I considered Arizona, but time is short, and so is money. So I roared down to Albuquerque, set up shop in a Hilton property using Herself’s accrued points, and got to riding sans neoprene.
I shouldn’t be crowing about the lack of snow in a state so short of water, but it feels downright heavenly to ride the Paseo del Bosque Trail in shorts and short sleeves. Plus I had a small combo plate at Mary & Tito’s Cafe last night, and you just can’t find that kind of grub in Bibleburg, not even if I’m in the kitchen.
The Cinelli Bootleg Hobo comes ready to ride, with racks, fenders and pedals.
The first review bike of the new year landed at Chez Dog on Friday.
It’s a Cinelli Bootleg Hobo, and the little bugger sorta snuck up on us as Adventure Cyclist editor Mike Deme and I prowled Interbike earlier this fall.

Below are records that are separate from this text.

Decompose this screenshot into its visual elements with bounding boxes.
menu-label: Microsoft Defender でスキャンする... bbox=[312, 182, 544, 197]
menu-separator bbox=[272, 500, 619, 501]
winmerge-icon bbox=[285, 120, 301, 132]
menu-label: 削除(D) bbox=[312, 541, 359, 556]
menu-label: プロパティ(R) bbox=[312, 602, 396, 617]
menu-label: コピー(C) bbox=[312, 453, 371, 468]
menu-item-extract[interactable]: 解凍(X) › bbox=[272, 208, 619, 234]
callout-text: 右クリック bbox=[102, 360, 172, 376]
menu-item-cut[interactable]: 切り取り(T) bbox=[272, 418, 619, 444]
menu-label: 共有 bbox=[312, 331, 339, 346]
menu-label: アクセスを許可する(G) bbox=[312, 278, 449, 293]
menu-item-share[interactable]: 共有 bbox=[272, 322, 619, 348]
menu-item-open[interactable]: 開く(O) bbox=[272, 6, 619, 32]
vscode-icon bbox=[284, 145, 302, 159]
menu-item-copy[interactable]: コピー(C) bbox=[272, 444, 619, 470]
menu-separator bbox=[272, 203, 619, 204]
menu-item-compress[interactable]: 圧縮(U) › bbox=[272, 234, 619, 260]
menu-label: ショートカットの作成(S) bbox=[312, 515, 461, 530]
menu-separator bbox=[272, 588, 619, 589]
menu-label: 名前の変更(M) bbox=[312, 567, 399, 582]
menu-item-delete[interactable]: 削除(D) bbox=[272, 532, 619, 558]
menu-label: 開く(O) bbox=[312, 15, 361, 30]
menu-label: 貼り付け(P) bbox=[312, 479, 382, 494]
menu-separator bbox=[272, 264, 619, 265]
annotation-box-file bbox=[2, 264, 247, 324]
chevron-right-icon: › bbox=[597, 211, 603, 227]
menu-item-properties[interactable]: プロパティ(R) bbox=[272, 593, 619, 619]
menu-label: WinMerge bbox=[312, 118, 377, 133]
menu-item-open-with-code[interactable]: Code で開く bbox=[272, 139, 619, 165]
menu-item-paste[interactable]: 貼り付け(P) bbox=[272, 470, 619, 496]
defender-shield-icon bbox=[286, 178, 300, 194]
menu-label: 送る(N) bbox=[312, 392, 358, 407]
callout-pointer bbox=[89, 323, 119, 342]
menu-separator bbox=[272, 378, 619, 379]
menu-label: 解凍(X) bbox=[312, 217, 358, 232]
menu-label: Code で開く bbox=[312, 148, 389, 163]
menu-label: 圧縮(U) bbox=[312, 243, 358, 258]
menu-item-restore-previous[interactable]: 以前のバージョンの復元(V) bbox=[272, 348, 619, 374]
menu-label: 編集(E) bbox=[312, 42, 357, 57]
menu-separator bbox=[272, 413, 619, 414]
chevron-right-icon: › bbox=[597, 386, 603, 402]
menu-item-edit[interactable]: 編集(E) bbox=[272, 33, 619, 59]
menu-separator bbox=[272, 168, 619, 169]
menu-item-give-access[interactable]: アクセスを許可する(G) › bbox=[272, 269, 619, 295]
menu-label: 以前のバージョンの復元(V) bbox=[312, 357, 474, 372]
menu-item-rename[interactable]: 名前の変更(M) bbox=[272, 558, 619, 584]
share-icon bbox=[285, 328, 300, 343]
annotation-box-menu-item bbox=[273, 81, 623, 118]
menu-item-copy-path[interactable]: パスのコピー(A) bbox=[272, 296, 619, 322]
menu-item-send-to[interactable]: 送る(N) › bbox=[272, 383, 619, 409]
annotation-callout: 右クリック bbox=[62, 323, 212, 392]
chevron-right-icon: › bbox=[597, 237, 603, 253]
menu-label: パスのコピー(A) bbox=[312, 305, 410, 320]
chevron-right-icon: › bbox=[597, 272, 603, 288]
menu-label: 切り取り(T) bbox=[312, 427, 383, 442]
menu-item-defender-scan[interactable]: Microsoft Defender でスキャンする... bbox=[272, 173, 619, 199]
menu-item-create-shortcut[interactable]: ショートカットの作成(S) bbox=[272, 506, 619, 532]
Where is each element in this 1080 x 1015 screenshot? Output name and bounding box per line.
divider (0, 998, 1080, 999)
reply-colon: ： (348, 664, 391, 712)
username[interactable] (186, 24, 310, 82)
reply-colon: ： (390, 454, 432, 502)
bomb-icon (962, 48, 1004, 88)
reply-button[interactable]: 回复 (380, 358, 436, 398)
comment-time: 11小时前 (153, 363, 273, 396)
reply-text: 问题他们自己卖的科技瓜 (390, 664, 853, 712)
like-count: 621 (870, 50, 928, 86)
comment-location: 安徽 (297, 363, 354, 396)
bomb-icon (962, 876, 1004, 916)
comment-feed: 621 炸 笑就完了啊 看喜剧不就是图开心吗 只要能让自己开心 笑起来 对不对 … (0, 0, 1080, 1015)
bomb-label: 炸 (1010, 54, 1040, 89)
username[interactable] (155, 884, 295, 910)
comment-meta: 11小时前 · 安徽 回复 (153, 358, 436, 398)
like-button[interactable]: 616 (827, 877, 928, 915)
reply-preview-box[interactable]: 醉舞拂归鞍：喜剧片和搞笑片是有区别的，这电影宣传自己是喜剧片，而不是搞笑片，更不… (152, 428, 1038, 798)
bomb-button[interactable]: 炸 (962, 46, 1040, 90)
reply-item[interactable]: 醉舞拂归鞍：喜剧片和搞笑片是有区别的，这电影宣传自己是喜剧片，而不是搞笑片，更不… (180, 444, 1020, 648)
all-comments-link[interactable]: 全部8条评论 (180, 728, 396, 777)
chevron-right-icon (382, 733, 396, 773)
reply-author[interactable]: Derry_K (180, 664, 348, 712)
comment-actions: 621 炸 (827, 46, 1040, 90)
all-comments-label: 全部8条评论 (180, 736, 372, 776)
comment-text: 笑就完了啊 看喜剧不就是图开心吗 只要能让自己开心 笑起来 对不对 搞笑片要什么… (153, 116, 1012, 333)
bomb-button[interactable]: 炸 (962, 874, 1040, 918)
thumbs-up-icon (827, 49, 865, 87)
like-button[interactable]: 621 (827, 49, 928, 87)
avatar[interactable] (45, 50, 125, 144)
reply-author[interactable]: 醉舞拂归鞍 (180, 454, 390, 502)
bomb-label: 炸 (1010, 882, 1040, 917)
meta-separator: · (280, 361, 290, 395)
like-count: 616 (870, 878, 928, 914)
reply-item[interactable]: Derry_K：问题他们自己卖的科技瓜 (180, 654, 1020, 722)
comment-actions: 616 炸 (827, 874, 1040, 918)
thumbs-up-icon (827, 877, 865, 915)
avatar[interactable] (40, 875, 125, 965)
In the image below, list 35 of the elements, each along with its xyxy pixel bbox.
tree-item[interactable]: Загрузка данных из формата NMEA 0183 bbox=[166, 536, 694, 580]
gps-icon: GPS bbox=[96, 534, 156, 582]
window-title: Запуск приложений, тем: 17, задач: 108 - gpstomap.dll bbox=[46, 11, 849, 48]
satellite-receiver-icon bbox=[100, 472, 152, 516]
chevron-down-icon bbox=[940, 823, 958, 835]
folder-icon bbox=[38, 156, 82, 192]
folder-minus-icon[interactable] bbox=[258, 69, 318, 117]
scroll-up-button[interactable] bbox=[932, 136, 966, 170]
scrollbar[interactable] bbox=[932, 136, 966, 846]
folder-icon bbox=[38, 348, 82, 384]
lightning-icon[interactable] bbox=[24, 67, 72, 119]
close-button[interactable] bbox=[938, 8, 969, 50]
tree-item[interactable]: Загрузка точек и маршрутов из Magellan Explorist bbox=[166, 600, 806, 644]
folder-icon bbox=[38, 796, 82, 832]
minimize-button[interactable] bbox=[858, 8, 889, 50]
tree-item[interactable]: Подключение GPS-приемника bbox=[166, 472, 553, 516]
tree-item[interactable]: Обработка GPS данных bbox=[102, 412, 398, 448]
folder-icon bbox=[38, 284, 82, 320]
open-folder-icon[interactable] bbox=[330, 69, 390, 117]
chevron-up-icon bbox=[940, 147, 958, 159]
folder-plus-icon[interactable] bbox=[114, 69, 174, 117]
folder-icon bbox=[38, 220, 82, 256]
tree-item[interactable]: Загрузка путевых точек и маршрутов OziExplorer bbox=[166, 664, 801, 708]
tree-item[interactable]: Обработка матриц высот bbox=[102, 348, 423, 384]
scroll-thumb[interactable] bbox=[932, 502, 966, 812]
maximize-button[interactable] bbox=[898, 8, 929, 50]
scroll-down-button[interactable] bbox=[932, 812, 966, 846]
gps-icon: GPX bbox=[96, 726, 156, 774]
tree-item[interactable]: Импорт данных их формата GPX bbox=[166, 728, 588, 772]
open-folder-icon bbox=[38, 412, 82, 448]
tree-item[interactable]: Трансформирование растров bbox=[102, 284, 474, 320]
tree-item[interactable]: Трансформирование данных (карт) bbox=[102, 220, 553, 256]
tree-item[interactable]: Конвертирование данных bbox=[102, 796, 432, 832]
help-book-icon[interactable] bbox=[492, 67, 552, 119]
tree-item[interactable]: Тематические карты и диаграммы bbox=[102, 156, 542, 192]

This Colombus Cromor bike is a nifty bit of marketing. The color is dubbed “Railway” and the Hobo motif is extended throughout, including bar tape that sports some of the coded symbols the ’bos used to communicate with each other back in the day. And the spec’ is strictly hit-the-road basic — nine-speed Shimano triple with Microshift bar-ends, Tektro cantilevers, Alex rims, and 700×35 Vittoria Randonneur Trail clinchers.
There are some nifty extras, though. The Hobo comes with bosses for three bottle cages, Tubus racks and fenders, and a pair of Wellgo pedals. When was the last time you bought an $1,850 touring bike that came with all those goodies? You could ride the sonofabitch home from the shop, is what. Check that — you could ride it away from home, which is even better.
I anticipate a steep drop in unauthorized rail traffic as soon as the hobos find out what a steal this thing is.